Synthetic Genetic Polymers Capable of Heredity and Evolution is the title of a journal article appearing in the April 2012 issue of Science. The researchers reported the findings of a project in which they created synthetic DNA, called XNA. The X stands for “Xeno,” a term meaning “alien.”The XNA created exhibits all the characteristics of DNA and RNA including the ability to replicate.
It is this capability that represents the significant breakthrough in this research. Scientists have been experimenting with synthetic DNA molecules for more than a decade. But in the research led by Philipp Holliger and Vitor Pinheiro, at the Medical Research Council Laboratory of Molecular Biology in Cambridge, United Kingdom, the research team was able to create synthetic DNA capable of duplicating allowing it to evolve. To achieve this the research team created six special polymerases that synthesized XNA from DNA and then copied the XNA back into DNA.
This is the essence of how evolution works. As DNA and RNA molecules replicate small errors over time appear. These errors alter the genetic code that underlies life here on Earth.
With XNA able to evolve through replication researchers can begin to understand how life started.

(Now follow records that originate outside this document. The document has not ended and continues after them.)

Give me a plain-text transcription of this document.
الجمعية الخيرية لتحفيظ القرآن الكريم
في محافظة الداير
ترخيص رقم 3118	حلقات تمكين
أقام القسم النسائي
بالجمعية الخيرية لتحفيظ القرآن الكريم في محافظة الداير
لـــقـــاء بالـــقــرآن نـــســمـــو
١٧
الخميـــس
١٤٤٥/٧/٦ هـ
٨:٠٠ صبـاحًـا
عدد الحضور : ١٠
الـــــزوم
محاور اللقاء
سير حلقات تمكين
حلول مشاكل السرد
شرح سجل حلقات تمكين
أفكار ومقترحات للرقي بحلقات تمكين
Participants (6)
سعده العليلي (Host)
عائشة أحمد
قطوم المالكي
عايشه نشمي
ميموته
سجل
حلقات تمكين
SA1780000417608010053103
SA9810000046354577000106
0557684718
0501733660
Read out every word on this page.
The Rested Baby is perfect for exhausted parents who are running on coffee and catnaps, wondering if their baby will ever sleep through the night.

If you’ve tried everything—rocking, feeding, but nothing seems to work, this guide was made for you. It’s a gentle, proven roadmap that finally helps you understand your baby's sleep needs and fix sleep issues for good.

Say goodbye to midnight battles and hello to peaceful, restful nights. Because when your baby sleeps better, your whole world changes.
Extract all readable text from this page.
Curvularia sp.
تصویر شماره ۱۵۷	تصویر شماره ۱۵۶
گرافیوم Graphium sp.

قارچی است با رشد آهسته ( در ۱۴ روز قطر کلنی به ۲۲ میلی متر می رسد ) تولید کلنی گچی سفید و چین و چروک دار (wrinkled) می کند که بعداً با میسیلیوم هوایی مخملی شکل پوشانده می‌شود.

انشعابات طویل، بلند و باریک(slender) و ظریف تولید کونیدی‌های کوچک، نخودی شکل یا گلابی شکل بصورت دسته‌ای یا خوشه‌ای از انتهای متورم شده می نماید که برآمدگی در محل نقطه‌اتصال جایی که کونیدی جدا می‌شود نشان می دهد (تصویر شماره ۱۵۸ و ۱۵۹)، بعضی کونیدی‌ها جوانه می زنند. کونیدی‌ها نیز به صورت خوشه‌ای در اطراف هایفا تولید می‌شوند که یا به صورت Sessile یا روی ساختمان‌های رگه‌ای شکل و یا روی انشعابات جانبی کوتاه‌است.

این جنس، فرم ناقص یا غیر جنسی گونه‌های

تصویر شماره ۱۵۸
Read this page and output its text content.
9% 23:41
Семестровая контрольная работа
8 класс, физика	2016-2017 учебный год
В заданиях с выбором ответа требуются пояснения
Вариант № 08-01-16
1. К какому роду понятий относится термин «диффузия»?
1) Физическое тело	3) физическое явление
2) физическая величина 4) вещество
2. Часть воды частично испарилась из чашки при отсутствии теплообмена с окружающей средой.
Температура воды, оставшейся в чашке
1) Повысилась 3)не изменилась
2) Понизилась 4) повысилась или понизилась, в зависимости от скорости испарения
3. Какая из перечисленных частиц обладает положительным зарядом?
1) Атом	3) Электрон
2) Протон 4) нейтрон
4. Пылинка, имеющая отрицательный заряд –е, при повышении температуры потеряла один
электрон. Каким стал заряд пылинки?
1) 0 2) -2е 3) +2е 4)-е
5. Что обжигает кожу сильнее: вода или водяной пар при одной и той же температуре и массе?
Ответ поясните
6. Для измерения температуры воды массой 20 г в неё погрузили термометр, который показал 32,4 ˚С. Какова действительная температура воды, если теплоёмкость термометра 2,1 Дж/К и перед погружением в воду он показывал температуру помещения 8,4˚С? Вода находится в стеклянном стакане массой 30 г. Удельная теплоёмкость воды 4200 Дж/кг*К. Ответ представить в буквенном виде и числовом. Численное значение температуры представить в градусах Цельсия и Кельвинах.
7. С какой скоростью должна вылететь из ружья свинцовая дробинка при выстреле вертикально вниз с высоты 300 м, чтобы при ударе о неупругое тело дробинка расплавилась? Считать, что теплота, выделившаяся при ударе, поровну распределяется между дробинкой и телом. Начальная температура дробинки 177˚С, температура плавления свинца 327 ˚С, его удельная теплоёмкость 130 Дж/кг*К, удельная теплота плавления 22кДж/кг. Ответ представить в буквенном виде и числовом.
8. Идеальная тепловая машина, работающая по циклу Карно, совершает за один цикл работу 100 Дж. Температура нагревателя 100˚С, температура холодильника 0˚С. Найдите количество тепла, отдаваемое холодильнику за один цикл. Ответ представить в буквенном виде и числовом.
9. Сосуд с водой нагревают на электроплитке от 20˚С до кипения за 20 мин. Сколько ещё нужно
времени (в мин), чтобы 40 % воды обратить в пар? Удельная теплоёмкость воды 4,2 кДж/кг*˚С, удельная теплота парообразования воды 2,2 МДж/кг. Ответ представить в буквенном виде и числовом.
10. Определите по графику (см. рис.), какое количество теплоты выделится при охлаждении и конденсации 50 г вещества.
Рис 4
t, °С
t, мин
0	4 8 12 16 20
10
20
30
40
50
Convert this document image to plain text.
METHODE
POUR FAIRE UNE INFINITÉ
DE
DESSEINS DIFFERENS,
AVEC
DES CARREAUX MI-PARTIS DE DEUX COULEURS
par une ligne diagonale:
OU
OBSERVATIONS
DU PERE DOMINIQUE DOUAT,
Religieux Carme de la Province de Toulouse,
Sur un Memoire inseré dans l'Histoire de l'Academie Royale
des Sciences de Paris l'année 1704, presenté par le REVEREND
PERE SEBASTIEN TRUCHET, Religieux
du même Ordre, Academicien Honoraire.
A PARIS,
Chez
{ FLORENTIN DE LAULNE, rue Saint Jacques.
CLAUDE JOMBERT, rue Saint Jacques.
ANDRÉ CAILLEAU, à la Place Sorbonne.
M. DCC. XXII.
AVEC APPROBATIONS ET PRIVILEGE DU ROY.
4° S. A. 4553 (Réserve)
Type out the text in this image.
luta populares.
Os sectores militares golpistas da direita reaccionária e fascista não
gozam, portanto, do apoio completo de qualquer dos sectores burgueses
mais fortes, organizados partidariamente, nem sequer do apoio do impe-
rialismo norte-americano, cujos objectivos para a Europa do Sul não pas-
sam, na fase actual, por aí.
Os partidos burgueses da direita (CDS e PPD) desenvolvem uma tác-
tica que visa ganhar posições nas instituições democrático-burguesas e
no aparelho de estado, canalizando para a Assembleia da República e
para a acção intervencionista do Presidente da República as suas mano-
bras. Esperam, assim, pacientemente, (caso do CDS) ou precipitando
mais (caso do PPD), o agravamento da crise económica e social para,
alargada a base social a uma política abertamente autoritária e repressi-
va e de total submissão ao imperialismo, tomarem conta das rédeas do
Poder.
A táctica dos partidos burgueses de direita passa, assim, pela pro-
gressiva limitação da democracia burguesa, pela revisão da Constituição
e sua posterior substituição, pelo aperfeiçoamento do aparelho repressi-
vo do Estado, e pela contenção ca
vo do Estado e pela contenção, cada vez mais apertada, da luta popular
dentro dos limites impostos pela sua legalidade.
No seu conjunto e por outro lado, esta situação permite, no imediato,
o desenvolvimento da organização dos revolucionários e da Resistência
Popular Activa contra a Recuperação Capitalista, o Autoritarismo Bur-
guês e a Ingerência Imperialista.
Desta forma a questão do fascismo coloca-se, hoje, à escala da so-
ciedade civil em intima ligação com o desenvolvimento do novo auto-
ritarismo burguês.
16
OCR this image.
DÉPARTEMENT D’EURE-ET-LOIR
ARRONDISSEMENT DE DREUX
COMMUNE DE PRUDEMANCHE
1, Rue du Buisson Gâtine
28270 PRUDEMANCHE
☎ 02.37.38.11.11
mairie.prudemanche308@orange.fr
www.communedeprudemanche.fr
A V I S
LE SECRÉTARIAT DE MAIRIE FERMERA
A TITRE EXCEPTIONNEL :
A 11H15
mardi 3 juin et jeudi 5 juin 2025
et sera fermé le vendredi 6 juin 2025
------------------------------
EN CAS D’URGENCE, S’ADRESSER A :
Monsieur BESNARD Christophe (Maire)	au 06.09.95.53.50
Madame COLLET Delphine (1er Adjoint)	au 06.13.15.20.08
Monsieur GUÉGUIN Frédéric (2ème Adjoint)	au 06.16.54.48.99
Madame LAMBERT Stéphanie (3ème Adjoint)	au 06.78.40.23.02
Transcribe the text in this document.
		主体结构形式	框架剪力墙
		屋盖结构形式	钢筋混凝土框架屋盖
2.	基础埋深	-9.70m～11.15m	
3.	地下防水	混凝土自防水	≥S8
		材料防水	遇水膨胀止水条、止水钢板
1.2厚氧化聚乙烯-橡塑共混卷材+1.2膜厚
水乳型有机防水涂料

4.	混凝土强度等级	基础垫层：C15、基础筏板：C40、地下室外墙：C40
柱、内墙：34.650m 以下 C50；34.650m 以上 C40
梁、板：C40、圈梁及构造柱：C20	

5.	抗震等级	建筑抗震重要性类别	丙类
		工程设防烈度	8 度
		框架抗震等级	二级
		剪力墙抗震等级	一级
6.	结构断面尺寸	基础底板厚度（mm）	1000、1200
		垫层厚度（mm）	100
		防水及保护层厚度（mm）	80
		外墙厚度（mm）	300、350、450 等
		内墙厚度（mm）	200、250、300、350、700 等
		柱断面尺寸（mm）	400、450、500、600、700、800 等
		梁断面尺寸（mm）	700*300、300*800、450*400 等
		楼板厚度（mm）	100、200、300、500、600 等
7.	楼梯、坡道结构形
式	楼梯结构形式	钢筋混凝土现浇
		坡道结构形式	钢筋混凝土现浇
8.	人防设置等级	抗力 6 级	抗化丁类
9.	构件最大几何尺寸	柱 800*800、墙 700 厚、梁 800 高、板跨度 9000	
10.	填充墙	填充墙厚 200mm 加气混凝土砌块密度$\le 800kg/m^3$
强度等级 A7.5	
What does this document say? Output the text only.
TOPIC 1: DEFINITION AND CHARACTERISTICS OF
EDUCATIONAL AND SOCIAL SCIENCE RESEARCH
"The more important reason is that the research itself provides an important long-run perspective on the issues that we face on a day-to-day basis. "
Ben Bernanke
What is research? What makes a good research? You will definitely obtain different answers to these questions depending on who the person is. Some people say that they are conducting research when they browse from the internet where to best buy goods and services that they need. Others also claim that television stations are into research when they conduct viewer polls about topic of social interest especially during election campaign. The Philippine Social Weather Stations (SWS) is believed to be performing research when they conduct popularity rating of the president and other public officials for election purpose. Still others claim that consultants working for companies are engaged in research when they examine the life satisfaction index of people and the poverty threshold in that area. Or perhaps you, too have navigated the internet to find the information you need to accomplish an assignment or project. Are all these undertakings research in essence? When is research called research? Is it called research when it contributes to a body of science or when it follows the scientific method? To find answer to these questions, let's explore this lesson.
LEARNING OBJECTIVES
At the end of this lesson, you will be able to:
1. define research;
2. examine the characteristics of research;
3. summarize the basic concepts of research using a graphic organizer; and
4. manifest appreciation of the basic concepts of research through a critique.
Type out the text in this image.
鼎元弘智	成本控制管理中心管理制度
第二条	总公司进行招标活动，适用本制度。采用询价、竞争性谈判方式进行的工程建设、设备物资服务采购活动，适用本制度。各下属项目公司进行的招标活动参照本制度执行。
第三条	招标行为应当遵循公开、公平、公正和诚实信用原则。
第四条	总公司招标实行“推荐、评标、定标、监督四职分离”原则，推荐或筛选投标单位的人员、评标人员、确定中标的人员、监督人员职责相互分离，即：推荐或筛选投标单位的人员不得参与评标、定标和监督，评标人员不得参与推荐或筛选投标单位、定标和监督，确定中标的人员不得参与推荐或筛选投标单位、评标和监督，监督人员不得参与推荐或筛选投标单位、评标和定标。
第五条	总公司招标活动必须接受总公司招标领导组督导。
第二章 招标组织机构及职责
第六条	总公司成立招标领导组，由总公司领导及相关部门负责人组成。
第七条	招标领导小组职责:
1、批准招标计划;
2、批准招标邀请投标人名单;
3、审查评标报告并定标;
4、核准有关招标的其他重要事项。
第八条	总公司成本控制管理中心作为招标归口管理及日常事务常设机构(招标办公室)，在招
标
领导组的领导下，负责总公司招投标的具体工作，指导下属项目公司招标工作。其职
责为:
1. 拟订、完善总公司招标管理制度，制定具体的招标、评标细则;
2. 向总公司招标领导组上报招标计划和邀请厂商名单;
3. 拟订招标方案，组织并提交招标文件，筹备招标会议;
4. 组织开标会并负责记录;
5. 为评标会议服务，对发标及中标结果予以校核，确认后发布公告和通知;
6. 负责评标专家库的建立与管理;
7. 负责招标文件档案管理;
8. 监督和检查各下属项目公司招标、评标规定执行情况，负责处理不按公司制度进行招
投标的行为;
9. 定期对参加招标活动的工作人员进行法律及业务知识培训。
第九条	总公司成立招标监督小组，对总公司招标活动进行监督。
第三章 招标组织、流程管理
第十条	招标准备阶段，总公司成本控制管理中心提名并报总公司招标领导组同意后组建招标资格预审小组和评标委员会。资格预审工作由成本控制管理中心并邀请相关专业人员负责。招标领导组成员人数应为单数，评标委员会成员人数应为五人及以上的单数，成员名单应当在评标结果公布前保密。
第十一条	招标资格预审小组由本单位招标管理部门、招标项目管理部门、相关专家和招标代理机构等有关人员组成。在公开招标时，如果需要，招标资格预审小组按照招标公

The fact that XNA can do what DNA and RNA do suggests that there may have been other life creating molecular systems that predated or competed with them. Imagine life starting either here on Earth or somewhere in the Cosmos with competing forms of self-replicating molecular structures duking it out for supremacy. Here on Earth DNA and RNA were the winners. Could there be an XNA elsewhere leading to entirely different life forms? The research suggests the evidence is there.
Short of potentially creating life from exotic biology is there a practical value to the research? By developing XNA medical researchers can begin to explore ways to use it in therapeutic medicine, particularly in the development of nucleic acid treatments with modified DNA sequences that are self sustaining to target diseases. Current research in this area has been unable to create molecular-based treatments because the natural occurring DNA and RNA molecules breakdown before reaching therapeutic targets. The work on XNA should allow biomedical researchers to develop new anti-angiogenic medicines. Currently there is only one and it is used to treat macular degeneration.